The bill lists the conditions that patients could receive a marijuana prescription for:

  • Cancer
  • Epilepsy
  • ALS
  • Crohn’s disease
  • Sickle cell anemia
  • Parkinson’s disease
  • Multiple sclerosis
  • Cachexia or wasting syndrome
  • Severe or persistent nausea for someone who is not pregnant, related to end-of-life or hospice care, or who is bedridden or homebound because of a condition
  • A terminal illness when the patient's remaining life expectancy is less than six months
  • A condition resulting in the individual receiving hospice care
  • Post-traumatic stress disorder

That last one, PTSD, was a big topic for debate last year. The bill sponsors initially did not include PTSD patients as eligible for medical marijuana.
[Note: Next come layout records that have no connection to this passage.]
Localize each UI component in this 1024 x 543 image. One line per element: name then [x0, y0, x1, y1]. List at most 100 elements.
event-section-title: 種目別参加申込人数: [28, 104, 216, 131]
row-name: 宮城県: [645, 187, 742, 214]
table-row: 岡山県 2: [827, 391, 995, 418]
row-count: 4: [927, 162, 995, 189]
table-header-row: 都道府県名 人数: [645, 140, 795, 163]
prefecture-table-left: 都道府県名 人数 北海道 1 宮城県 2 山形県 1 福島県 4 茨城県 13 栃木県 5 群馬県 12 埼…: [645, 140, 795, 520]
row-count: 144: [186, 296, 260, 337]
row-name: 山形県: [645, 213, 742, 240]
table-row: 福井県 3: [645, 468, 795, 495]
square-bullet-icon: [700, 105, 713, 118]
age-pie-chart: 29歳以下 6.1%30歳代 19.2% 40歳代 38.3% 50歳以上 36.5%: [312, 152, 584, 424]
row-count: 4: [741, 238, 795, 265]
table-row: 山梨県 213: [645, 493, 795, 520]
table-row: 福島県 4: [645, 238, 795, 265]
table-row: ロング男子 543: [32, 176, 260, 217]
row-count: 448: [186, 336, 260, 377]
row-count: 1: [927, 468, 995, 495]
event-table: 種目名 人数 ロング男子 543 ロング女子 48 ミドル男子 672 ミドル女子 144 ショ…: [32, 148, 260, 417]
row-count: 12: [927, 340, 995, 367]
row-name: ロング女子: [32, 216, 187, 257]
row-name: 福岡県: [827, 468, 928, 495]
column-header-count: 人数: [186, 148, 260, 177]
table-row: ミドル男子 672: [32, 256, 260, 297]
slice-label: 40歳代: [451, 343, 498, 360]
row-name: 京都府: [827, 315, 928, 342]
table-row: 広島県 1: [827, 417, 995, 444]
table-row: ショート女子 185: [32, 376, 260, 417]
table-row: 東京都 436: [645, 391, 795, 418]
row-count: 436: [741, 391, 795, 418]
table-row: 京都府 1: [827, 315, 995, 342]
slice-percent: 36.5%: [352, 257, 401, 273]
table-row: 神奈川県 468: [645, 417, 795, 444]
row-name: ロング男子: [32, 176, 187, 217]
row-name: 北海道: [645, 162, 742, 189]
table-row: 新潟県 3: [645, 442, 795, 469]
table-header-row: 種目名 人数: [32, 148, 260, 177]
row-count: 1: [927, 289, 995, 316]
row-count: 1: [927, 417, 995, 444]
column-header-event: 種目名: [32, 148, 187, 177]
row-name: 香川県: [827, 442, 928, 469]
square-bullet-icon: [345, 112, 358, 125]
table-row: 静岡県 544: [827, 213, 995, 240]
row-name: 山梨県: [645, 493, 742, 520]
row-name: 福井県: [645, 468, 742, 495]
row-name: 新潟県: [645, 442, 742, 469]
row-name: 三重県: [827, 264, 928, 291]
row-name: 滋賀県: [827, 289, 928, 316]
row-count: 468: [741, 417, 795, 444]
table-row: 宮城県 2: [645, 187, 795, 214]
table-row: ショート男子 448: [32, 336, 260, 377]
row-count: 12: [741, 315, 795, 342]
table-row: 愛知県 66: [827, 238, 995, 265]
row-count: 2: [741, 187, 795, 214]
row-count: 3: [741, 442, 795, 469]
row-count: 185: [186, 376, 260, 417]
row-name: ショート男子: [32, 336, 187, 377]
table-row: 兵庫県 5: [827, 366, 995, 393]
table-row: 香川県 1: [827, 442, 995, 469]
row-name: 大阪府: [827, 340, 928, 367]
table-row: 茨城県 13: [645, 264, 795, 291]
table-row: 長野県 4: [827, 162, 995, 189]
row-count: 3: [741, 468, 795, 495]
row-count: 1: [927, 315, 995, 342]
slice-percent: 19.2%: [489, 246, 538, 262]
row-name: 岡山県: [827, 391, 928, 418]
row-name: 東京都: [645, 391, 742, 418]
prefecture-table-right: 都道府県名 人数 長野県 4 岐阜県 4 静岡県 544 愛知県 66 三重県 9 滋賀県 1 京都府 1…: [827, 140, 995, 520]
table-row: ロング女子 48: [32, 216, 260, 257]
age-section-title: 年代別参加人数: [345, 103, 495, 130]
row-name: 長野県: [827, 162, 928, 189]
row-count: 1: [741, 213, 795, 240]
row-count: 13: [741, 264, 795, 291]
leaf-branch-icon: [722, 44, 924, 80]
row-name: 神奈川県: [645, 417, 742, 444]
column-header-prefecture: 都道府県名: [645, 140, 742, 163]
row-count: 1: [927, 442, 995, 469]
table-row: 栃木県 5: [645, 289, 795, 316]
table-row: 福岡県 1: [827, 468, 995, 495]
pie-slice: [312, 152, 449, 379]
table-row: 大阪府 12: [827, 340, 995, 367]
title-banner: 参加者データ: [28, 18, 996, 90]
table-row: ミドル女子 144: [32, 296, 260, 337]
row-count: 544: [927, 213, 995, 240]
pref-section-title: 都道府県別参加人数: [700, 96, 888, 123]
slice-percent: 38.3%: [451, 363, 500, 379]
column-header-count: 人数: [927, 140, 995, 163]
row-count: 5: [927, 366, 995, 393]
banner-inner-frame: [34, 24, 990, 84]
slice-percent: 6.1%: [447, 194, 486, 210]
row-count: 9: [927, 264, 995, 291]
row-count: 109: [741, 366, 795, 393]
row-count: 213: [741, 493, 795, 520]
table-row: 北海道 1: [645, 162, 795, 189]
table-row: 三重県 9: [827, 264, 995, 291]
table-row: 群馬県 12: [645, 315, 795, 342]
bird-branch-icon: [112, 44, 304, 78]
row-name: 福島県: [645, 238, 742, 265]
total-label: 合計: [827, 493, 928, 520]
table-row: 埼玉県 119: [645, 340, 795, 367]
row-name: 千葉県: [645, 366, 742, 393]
In public hearings, the Senate heard from multiple veterans who spoke about how marijuana helped them get through their trauma.

The bill last year came out with a relatively restrictive definition for PTSD patients who could get pot, and that is included in this new bill.

“Post-traumatic stress disorder, subject to evidence that an applicant experienced one or more traumatic events. Acceptable evidence shall include, but is not limited to, proof of military service in an active combat zone, that the person was the victim of a violent or sexual crime, or that the person was a first responder. Details of the trauma shall not be required,” the bill states.

The bill also leaves it open to a new Compassionate Use Advisory Board to add more conditions to the list.

Last year, the North Carolina General Assembly got closer than it ever has to legalizing medical marijuana, passing the Senate with strong bipartisan support. But that doesn’t mean it will be clear sailing this year.

The bill will still have to get through several committees in the Senate before it can come up for a vote on the floor. Then it will be up to the House, where its fate is less certain.